There were no evident vascular diseases within 24 healthy volunteers. In addition, two patients with cerebrovascular disorders were included: 1 stenosis case and 1 arteriovenous malformation (AVM) case. At the segmental level, hASL-zTE-MRA performed well for all intracranial ICA segments and the proximal branches of arterial segments (vertebral artery, M1, A1, P1 segments). In particular, hASL-zTE-MRA showed significantly superior SNR to cASL-zTE-MRA for cervical ICA (10.15±1.50 vs 7.30±1.04; p＜0.05) and petrous ICA segments (10.77±1.44 vs 9.12±1.67; p＜0.05). The SNR values for hASL-zTE-MRA were also calculated for basilar artery, M2, A2, and P2 arterial segments. Comparable values were revealed relative to those for cASL-zTE-MRA. Mean score of the signals homogeneity for hASL-zTE-MRA (3.56±0.35) was superior scores for cASL-zTE-MRA (3.27±0.44). There was less edge blur effect in depiction of cerebral arteries especially all intracranial ICA segments (Fig.1). For the patient with artery stenosis, hASL-zTE-MRA, compared to cASL-zTE-MRA, showed higher signal homogeneity (3.48±0.29 vs 3.30±0.41; p＜0.05).
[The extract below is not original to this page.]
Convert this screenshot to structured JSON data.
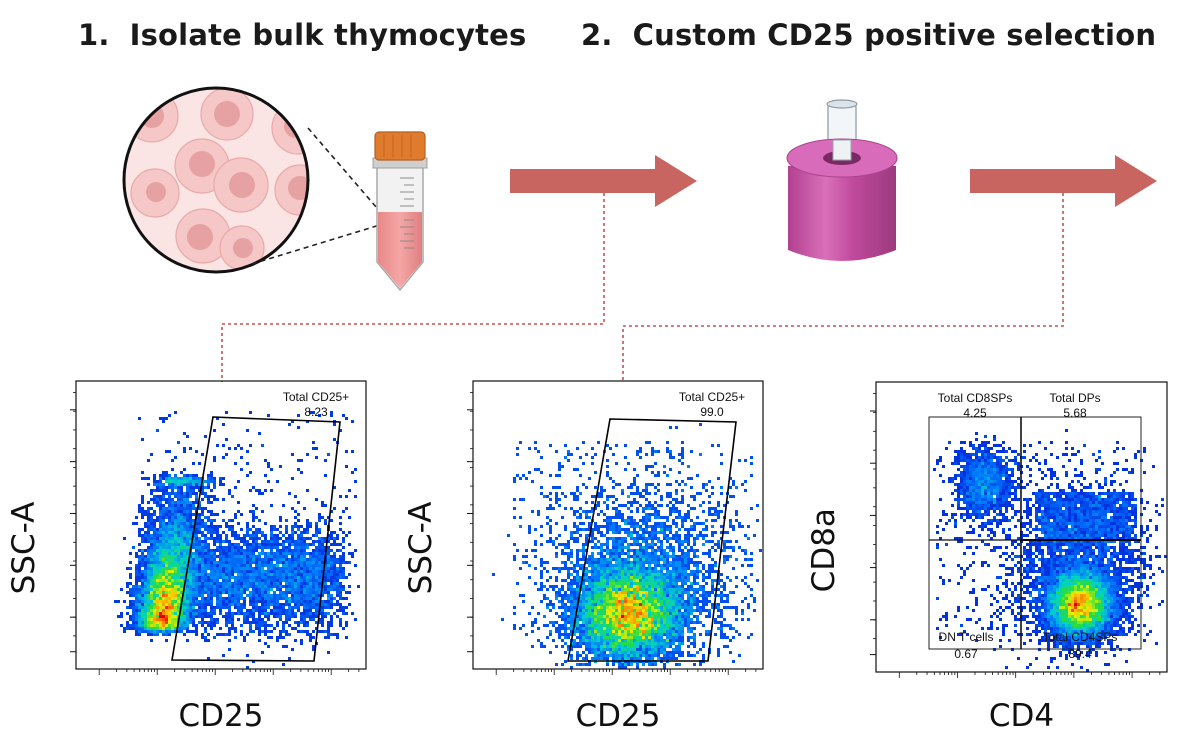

While some lesions might be overestimated on cASL-zTE-MRA, the artery stenosis has been clearly visualized in hASL-zTE-MRA images, of which the quality was equal to that on CTA (Fig.2). 1 AVM patients could be diagnosed, however, hASL-zTE-MRA showed more accurate details than cASL-zTE-MRA (Fig.3).

Discussion and conclusion

In this work, we evaluated the feasibility of hASL-zTE-MRA in intracranial arteries by comparing with a conventional cASL-zTE-MRA. While keeping the silent nature of zTE MRA, hASL vessel images didn’t show the hollowing artifact and flow void effect which have been usually appeared in cASL. Moreover, hASL images had higher SNR and less edge blur effect in depiction of proximal branches of intracranial arterial segments. Additionally, hASL showed more robust performance in depicting cerebrovascular diseases, which can improve the accuracy of clinical diagnosis. In conclusion, with these early but promising results, hASL-zTE-MRA has shown a potential to image patients with cerebrovascular diseases in the clinic. To further validate this, studies with a large clinical cohort are requested to be implemented in the near future.